Türkiye’deki cari işlemler üzerine konuşan İstanbul Üniversitesi Öğretim Üyesi Prof. Dr. Murat Çak, “Yakın döneme kadar Türkiye’nin kur politikası cari açık vermemize sebep oluyordu. Bu da Türk Lirası’nın değer kaybetmesine ve üreticilerin değer kaybetmesine sebep oluyor. Peki ülkemizde cari açık farkı nasıl absorbe edilmeye çalışılıyor? Hizmet sektörü ile yani turizmle cari açıktaki makasın daralması sağlanıyor. Vasıfsız iş gücü ve büyük şehirlere göçü engellemesi yüzünden turizm çok iyi ama yeterli değil. Türkiye’nin üretimi desteklemesi lazım ve büyümenin sağlam temeller üzerine inşa edilmesi lazım” diye konuştu.
“VERGİ VE GELİR DENGESİNİ DOĞRU AYARLAMAK LAZIM”
Türkiye Ekonomisi Sempozyumu’nun ‘Maliye Politikaları’ konulu ikinci oturumuna başkanlık yapan Medipol Üniversitesi Öğretim Üyesi Selman Duran, “Vergi ve gelir dengesini doğru ayarlamak lazım. Ülkemizde gelir düzeyine göre bir vergi dağılımı var ama halen asgari ücretli bir vatandaş ile zengin bir vatandaşın verdiği vergi oranları hakkında tartışma var. Kimin ne kadar kazandığı, ne kadar geliri olduğuna ilişkin ciddi bir araştırma yapıp ona göre bir vergi sisteminin uygulanması vatandaşlar arasındaki vergi eşitsizliği tartışmalarına son verecektir” diyerek, vergi eşitsizliği tartışmalarına işaret etti.

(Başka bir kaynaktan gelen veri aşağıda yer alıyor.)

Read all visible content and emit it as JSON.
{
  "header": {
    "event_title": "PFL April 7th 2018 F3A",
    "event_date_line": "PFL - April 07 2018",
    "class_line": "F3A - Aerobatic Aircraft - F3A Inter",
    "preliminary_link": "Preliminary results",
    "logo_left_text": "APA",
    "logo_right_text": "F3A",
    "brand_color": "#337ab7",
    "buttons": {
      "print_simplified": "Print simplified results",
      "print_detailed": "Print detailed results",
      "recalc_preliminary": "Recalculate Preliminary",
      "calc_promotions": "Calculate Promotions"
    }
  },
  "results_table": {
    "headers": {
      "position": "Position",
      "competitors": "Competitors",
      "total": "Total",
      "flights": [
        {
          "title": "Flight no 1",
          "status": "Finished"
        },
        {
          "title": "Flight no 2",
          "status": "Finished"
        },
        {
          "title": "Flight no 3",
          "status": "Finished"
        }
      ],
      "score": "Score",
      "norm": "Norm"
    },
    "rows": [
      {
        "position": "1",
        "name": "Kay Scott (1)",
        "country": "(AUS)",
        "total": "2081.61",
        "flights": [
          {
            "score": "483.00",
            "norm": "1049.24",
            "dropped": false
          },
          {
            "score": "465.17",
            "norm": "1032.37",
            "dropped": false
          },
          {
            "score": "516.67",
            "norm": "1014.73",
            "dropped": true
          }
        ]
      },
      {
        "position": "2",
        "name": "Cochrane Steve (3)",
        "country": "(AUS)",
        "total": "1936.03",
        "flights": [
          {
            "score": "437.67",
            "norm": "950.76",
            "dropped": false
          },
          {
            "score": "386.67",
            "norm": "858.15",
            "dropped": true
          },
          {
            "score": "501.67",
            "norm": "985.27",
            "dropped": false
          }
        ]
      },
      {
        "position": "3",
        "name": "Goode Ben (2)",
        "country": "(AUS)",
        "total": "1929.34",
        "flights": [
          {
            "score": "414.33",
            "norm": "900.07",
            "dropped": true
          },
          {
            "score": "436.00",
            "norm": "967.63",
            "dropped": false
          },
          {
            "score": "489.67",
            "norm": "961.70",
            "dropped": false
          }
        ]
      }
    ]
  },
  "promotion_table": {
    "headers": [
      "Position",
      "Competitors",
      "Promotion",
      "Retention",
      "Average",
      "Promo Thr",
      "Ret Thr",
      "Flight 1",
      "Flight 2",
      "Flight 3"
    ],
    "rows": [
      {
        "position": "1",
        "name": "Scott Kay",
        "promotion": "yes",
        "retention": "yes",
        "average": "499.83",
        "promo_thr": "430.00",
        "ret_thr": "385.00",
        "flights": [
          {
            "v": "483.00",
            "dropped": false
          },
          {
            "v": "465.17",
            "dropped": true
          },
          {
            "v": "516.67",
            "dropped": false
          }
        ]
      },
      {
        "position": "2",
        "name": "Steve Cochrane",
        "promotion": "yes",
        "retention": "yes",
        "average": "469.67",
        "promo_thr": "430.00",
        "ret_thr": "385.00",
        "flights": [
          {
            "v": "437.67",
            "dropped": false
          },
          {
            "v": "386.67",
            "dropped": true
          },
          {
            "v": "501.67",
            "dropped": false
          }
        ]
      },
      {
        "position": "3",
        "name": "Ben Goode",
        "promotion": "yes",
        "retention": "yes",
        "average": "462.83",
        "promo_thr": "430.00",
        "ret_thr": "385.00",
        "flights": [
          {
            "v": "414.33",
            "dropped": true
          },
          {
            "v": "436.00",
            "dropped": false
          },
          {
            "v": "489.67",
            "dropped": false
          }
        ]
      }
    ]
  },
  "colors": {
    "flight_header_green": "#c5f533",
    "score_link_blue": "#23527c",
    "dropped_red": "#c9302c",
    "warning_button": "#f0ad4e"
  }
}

“ŞİMDİ DE YERLİ ÜRETİM DESTEKLENMELİ”
Ekonomi eski Bakanı Masum Türker, vergi sistemi hakkında yaptığı konuşmada, “Türkiye’yi çökertmek istiyorsanız, yapılacak ilk iş bu ülkenin maliye politikalarıyla oynamaktır. Abdülhamid Han, sadrazamına bir mektup yazıyor. Balta Limanı Anlaşması’nda verilen bazı hakların değiştirilmesini istiyor. Girişimciliği özendirmek için gümrük vergilerini artırın. Vergi yükünü vatandaşa yüklemiyor. Yani yurt dışından gelen ürünlere daha fazla vergi konulmuş oluyor. Böylelikle yerli üretim desteklenmiş, teşvik edilmiş oluyor. Şimdi de yerli üretim desteklenmeli. Abdülhamid Han’ın yaptığı bu uygulamayı Mustafa Kemal Atatürk de yürürlüğe sokmuştur ve o dönemde yerli bankalar bile kurulmuştur. Türkiye İş Bankası da o bankalardan birisidir” dedi.